GCA-ResUNet:Image segmentation in medical images using grouped coordinate attention
Jun Ding, Shang Gao
TL;DR
This work tackles the challenge of achieving accurate medical image segmentation without prohibitive computation by introducing GCA-ResUNet, a CNN–Transformer hybrid that preserves CNN efficiency while incorporating global context through Grouped Coordinate Attention. The backbone uses a ResNet-50–based U-Net architecture with GCA modules embedded in residual blocks, enabling joint channel and directional spatial modeling with minimal overhead. Experiments on Synapse and ACDC demonstrate competitive Dice scores ($DSC$ of $86.11\%$ and $92.64\%$, respectively) and improved boundary delineation relative to strong baselines, highlighting robustness on complex anatomy and blurred boundaries. The results suggest that GCA provides a practical path to endow convolutional architectures with global modeling capabilities suitable for resource-constrained clinical deployments, with potential extensions to multi-task and 3D segmentation.
Abstract
Medical image segmentation underpins computer-aided diagnosis and therapy by supporting clinical diagnosis, preoperative planning, and disease monitoring. While U-Net style convolutional neural networks perform well due to their encoder-decoder structures with skip connections, they struggle to capture long-range dependencies. Transformer-based variants address global context but often require heavy computation and large training datasets. This paper proposes GCA-ResUNet, an efficient segmentation network that integrates Grouped Coordinate Attention (GCA) into ResNet-50 residual blocks. GCA uses grouped coordinate modeling to jointly encode global dependencies across channels and spatial locations, strengthening feature representation and boundary delineation while adding minimal parameter and FLOP overhead compared with self-attention.
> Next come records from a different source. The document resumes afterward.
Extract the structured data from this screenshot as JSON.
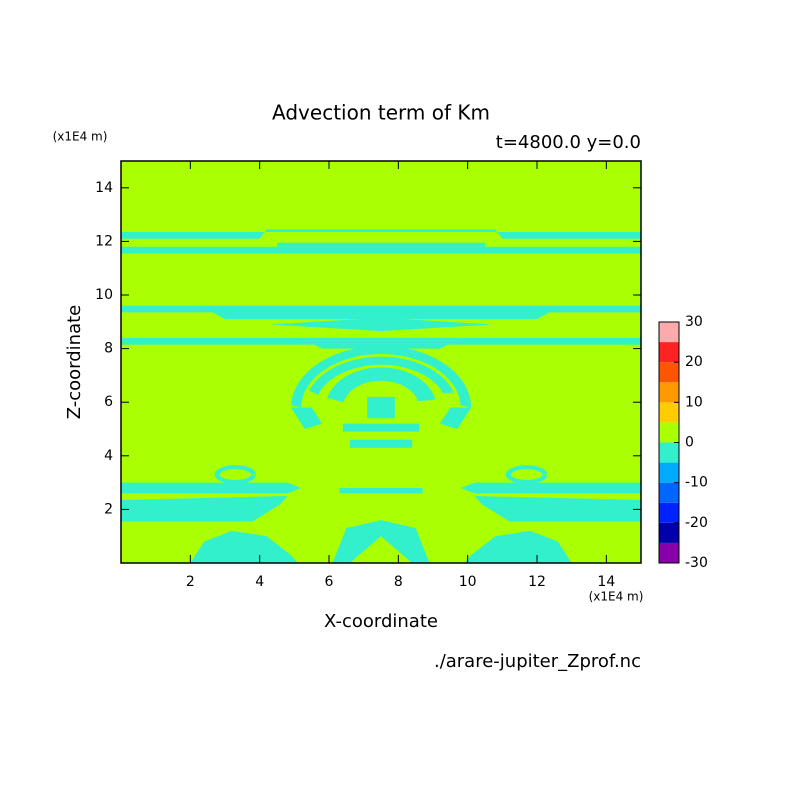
{
  "chart_data": {
    "type": "contour",
    "title": "Advection term of Km",
    "subtitle": "t=4800.0 y=0.0",
    "x_unit": "(x1E4 m)",
    "y_unit": "(x1E4 m)",
    "xlabel": "X-coordinate",
    "ylabel": "Z-coordinate",
    "source": "./arare-jupiter_Zprof.nc",
    "xlim": [
      0,
      15
    ],
    "ylim": [
      0,
      15
    ],
    "xticks": [
      2,
      4,
      6,
      8,
      10,
      12,
      14
    ],
    "yticks": [
      2,
      4,
      6,
      8,
      10,
      12,
      14
    ],
    "levels": [
      -30,
      -25,
      -20,
      -15,
      -10,
      -5,
      0,
      5,
      10,
      15,
      20,
      25,
      30
    ],
    "colors": [
      "#8800aa",
      "#0000aa",
      "#0022ff",
      "#0066ff",
      "#00aaff",
      "#33f0cc",
      "#aaff00",
      "#ffcc00",
      "#ff9900",
      "#ff5500",
      "#ff2222",
      "#ffaaaa"
    ],
    "colorbar_ticks": [
      -30,
      -20,
      -10,
      0,
      10,
      20,
      30
    ]
  }
}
On the Synapse dataset, GCA-ResUNet achieves a Dice score of 86.11%, and on the ACDC dataset, it reaches 92.64%, surpassing several state-of-the-art baselines while maintaining fast inference and favorable computational efficiency. These results indicate that GCA offers a practical way to enhance convolutional architectures with global modeling capability, enabling high-accuracy and resource-efficient medical image segmentation.